Lyon : 3 personnes en cellule pour un collage «La police tue»


La liberté d’expression recule de jour en jour


En France, il y a deux catégories de personnes intouchables, sacrées : les Présidents de la République et les policiers. Les uns et les autres sont au dessus des lois et il est même interdit de les critiquer.

Exemple hier 6 septembre 2022 à Lyon. Alors que trois personnes collaient des affiches, vers 19h, une véritable armada de policiers a débarqué et encerclé les colleurs avant des les embarquer. Les images montrent une équipe de Brigade Anti Criminalité et des policiers en uniforme. Une débauche de moyens pour emmener les trois colleurs vers un commissariat. Le motif ? Les affiches comportaient le slogan «la police tue». Dans les heures qui suivent, des sites d’extrême droite, repris par des médias officiels, balançaient le nom et l’âge des interpellés et les qualifiaient de membres de «l’ultra gauche» qui seraient «fichés S». Cela signifie que les policiers ont livré en pâture les identités de personnes arrêtées, un viol flagrant du secret d’instruction. De son côté, le procureur veut des poursuites pour «outrage par apposition d’affiches». Vivement le procès ! Cette affaire intervient quelques jours avant la visite à Lyon du ministre de l’Intérieur Gérald Darmanin.

Cette censure d’une expression anti-répression est monnaie courante. Lors de la Fête de l’Humanité de 2021, les spectateurs et spectatrices d’un concert avaient repris le slogan «tout le monde déteste la police». Chant de manif ultra-classique. Le ministre Darmanin a publiquement «condamné» les faits, emboîtant le pas des syndicats policiers. Le chef du PCF s’est empressé, à son tour, de «dénoncer» le cri anti-répression.

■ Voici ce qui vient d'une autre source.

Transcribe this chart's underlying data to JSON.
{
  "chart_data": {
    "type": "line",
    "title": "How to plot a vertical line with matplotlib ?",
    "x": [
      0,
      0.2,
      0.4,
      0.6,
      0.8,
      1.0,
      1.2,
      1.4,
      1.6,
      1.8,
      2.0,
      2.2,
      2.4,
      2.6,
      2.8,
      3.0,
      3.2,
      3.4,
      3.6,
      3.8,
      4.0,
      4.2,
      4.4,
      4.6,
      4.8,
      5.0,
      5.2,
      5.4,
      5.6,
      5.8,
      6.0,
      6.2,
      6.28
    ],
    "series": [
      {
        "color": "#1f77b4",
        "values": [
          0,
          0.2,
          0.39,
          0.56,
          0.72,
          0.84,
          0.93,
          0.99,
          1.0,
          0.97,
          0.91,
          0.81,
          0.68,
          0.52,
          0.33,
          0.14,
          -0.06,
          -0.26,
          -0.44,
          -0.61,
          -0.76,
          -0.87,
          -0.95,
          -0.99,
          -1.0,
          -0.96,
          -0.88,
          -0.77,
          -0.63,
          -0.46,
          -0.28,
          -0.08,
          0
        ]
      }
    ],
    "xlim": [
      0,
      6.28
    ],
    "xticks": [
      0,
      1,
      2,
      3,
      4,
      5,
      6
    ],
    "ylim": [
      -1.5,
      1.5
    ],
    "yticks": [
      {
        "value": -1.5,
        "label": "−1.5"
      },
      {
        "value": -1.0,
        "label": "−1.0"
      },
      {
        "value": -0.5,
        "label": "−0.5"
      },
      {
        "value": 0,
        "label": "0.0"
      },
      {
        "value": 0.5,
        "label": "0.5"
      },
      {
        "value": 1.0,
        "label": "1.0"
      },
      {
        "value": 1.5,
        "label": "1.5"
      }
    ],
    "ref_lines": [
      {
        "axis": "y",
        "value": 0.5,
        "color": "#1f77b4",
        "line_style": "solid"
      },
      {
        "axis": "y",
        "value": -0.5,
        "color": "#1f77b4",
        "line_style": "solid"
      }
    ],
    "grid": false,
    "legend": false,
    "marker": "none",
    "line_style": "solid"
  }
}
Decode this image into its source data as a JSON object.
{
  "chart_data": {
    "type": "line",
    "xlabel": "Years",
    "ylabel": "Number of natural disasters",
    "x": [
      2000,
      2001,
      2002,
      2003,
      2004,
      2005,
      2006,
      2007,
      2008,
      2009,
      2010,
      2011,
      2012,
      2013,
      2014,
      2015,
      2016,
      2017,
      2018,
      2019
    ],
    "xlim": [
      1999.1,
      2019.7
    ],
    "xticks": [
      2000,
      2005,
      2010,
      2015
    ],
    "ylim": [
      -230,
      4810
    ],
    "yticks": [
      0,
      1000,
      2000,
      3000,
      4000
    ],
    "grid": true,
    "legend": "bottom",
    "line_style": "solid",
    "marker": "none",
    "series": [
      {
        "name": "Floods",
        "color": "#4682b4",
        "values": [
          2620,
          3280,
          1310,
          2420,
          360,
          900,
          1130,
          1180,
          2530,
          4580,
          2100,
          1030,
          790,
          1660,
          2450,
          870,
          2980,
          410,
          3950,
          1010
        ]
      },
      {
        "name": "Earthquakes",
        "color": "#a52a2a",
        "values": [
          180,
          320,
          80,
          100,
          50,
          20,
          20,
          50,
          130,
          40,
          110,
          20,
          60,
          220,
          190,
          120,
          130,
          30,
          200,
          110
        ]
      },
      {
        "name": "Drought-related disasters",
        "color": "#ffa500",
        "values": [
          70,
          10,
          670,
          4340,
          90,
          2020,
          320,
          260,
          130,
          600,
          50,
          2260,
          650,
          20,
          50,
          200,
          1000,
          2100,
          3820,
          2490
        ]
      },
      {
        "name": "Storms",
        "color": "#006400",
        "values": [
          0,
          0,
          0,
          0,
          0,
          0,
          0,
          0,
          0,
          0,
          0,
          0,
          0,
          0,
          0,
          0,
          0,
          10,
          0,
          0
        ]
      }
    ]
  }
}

À Lyon, le même slogan avait été chanté lors d’un festival contre l’extrême droite organisé l’année dernière dans une salle de concert de la ville. Les syndicats policiers ont obtenu l’arrêt des subventions de la salle de concert. Juillet 2021, les syndicats policiers montaient au créneau contre des affiche parodiques collées à Nantes. En septembre 2021, une marque de jus de fruits voulait commercialiser en France des smoothies baptisés «rentrée 2021», reprenant les codes de graffitis lycéens : «fuck le système», «file moi ton 06», ou encore «ACAB». Un marketing adolescent insupportable pour le syndicat d’extrême droite Alliance, qui a obtenu une condamnation au sommet de l’État, des reportages sur les grandes chaînes d’infos, et le smoothie retiré des rayons en un temps record. Du délire. Quelques mois plus tard, Alliance déposait plainte contre Philippe Poutou pour avoir dit «la police tue»… Et ce ne sont que quelques exemples parmi des dizaines d’autres d’arrestations, d’intimidations, de plaintes et de procès.

La police a déjà le monopole de la parole médiatique, mais cela ne suffit pas. Il faut aussi réduire au silence par tous les moyens toute expression critique, qu’il s’agisse de mots, de chansons ou d’affiches.

Même cas de figure pour Emmanuel Macron. Durant le confinement en 2020, des descentes de police avaient eu lieu dans le domicile de personne ayant affiché le slogan «Macronavirus» à leurs fenêtres. Il y a quelques jours l’Élysée obtenait la censure d’un article dans Le Monde et un chanteur était sanctionné pour avoir crié un slogan hostile au président lors d’un concert.

Revenons à l’affaire de Lyon. Des personnes sont donc enfermées et poursuivies pour avoir dit la vérité. En effet, la police vient de tuer la passagère d’un véhicule à Rennes et un conducteur à Nice. Cela monte le bilan à 10 morts par balles en 6 mois lors de «refus d’obtempérer». Ainsi, exprimer un simple fait, évident et vérifié, est dangereux. Ça n’est pas la Russie de Poutine mais la France de 2022.